Q10: One read type (forward or reverse) has a special problem. Which, and what is the problem?
Trimmomatic
Trimmomatic simultaneously trims adapters and removes low-quality segments — useful before de novo assembly.
java -jar /home/ctools/Trimmomatic-0.39/trimmomatic-0.39.jar PE [flags] [forward.fq] [reverse.fq] [prefix]_1P.fastq.gz [prefix]_1U.fastq.gz \ [prefix]_2P.fastq.gz [prefix]_2U.fastq.gz \ [more flags]
| file | contains |
|---|---|
| 1P | paired forward reads |
| 1U | unpaired forward reads |
| 2P | paired reverse reads |
| 2U | unpaired reverse reads |
Example command:
java -jar /home/ctools/Trimmomatic-0.39/trimmomatic-0.39.jar \ PE -threads 1 -phred33 \ /home/projects/22126_NGS/exercises/preprocess/ex3/SRR8002634_1.fastq.gz \ /home/projects/22126_NGS/exercises/preprocess/ex3/SRR8002634_2.fastq.gz \ SRR8002634_1P.fastq.gz SRR8002634_1U.fastq.gz \ SRR8002634_2P.fastq.gz SRR8002634_2U.fastq.gz \ ILLUMINACLIP:/usr/share/trimmomatic/TruSeq2-PE.fa:2:30:10 \ LEADING:15 TRAILING:15 SLIDINGWINDOW:5:15 MINLEN:50
Q11: Did the reverse-read quality improve?

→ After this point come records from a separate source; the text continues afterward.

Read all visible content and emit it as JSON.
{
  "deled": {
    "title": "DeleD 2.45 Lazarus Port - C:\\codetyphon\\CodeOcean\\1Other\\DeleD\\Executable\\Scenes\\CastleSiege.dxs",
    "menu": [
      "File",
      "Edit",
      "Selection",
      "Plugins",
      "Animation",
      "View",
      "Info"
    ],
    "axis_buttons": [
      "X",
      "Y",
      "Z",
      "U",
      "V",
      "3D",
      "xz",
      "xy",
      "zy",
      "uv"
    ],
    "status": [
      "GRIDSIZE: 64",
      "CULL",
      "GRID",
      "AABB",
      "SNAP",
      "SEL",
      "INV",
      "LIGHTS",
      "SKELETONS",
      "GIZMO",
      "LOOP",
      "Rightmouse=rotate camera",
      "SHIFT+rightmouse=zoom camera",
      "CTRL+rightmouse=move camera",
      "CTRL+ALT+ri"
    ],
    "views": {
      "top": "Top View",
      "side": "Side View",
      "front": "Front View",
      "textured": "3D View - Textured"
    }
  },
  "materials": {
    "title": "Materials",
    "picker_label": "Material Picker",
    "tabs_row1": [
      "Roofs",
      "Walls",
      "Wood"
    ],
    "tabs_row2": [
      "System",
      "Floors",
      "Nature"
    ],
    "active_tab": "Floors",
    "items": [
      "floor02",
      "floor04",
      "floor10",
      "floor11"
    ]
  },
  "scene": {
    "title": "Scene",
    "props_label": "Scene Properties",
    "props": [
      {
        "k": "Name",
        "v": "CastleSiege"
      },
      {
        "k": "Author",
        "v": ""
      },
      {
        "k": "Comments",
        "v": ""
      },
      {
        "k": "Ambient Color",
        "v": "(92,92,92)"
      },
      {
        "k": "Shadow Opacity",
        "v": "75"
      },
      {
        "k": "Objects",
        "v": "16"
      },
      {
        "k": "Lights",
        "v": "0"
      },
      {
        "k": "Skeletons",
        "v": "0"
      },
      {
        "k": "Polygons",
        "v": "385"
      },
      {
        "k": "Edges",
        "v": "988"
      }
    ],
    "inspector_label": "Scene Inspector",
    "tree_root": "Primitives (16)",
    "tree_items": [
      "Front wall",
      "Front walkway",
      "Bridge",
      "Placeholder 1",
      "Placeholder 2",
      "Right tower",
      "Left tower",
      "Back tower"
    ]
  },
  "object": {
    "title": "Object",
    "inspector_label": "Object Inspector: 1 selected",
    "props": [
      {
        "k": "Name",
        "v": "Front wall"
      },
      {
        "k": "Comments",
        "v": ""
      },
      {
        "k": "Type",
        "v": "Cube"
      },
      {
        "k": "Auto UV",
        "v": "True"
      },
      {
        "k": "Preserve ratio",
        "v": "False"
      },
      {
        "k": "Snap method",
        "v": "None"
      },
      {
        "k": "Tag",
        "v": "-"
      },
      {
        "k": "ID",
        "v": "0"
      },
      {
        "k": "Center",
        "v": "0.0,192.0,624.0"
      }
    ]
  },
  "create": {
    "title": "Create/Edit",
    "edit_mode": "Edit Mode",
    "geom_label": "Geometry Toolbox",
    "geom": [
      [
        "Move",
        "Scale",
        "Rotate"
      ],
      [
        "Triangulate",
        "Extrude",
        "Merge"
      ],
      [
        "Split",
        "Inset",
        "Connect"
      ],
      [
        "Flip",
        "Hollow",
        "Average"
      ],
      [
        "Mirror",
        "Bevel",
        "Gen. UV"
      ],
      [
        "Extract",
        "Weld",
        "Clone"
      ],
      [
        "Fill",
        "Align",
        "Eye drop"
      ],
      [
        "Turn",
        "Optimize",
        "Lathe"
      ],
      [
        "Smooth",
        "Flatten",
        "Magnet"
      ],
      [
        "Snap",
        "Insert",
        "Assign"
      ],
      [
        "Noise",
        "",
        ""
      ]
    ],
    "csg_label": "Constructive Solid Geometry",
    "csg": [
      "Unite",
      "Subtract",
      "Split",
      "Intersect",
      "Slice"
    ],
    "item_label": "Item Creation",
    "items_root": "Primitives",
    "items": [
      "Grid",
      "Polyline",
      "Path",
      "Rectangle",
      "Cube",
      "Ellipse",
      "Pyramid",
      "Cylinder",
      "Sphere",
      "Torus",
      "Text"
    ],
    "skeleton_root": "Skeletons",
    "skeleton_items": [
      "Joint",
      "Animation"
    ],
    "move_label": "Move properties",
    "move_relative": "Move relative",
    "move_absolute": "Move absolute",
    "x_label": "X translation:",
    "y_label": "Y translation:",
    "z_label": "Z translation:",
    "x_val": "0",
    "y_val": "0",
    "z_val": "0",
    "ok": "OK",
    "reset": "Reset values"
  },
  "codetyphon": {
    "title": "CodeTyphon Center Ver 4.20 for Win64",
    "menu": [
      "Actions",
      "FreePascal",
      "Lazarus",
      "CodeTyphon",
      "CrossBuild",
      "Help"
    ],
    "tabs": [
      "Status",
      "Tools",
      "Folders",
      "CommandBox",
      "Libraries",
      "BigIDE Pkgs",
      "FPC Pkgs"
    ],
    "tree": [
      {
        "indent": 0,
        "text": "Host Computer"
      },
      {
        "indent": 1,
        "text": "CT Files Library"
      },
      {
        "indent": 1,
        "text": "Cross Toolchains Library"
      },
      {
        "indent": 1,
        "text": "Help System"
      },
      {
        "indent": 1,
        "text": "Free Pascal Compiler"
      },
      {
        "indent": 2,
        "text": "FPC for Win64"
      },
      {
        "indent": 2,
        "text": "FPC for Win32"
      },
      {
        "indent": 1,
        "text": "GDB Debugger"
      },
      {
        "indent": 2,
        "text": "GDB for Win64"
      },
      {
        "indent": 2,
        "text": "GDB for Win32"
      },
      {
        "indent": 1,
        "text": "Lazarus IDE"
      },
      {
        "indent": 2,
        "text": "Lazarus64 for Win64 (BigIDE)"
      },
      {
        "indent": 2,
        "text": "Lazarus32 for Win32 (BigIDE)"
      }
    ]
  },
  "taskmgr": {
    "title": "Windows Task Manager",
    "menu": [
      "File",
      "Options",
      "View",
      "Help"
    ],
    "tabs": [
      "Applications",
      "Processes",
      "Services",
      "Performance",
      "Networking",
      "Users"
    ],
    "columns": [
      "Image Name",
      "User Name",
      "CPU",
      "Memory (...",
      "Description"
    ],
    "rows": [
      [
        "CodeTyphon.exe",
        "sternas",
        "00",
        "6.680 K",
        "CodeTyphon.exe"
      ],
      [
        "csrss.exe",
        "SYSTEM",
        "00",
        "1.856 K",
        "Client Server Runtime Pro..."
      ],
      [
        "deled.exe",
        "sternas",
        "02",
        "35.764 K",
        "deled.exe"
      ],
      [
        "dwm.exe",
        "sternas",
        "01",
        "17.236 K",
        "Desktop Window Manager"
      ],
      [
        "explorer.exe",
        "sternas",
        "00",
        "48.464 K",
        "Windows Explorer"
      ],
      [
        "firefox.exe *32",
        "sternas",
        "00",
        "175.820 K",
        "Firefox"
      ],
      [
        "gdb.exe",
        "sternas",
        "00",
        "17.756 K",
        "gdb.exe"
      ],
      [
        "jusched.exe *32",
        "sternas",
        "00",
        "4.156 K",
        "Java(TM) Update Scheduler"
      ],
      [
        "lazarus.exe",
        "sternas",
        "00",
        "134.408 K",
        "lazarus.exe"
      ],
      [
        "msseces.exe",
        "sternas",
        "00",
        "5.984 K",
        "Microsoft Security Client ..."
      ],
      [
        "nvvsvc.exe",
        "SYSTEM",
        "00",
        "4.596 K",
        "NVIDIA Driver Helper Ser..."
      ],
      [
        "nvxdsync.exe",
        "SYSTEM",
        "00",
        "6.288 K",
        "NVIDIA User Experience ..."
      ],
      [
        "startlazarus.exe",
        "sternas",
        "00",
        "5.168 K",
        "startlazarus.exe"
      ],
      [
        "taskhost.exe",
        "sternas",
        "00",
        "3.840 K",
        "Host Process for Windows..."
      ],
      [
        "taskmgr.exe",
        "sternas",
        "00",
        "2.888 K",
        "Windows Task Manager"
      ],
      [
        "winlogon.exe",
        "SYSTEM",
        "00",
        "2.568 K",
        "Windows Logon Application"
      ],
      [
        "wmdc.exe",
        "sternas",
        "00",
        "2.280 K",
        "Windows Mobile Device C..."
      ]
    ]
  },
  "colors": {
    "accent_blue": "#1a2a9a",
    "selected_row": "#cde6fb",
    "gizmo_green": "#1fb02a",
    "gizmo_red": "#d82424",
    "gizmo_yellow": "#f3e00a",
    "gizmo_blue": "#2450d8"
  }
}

Q12: Which unpaired file (1U or 2U) do you expect to have more reads? Count lines to check.
Different trimming/merging programs
Here are several commonly used tools available on the servers:
cutadapt # adapter trimming
Trimmomatic # trimming + quality filtering
fastp # trimming + (optionally) merging overlapping paired-end reads
AdapterRemoval # trimming + merging overlapping paired-end reads
Let us know if you need an additional tool installed.
Please find answers here.
Congratulations, you finished the exercise!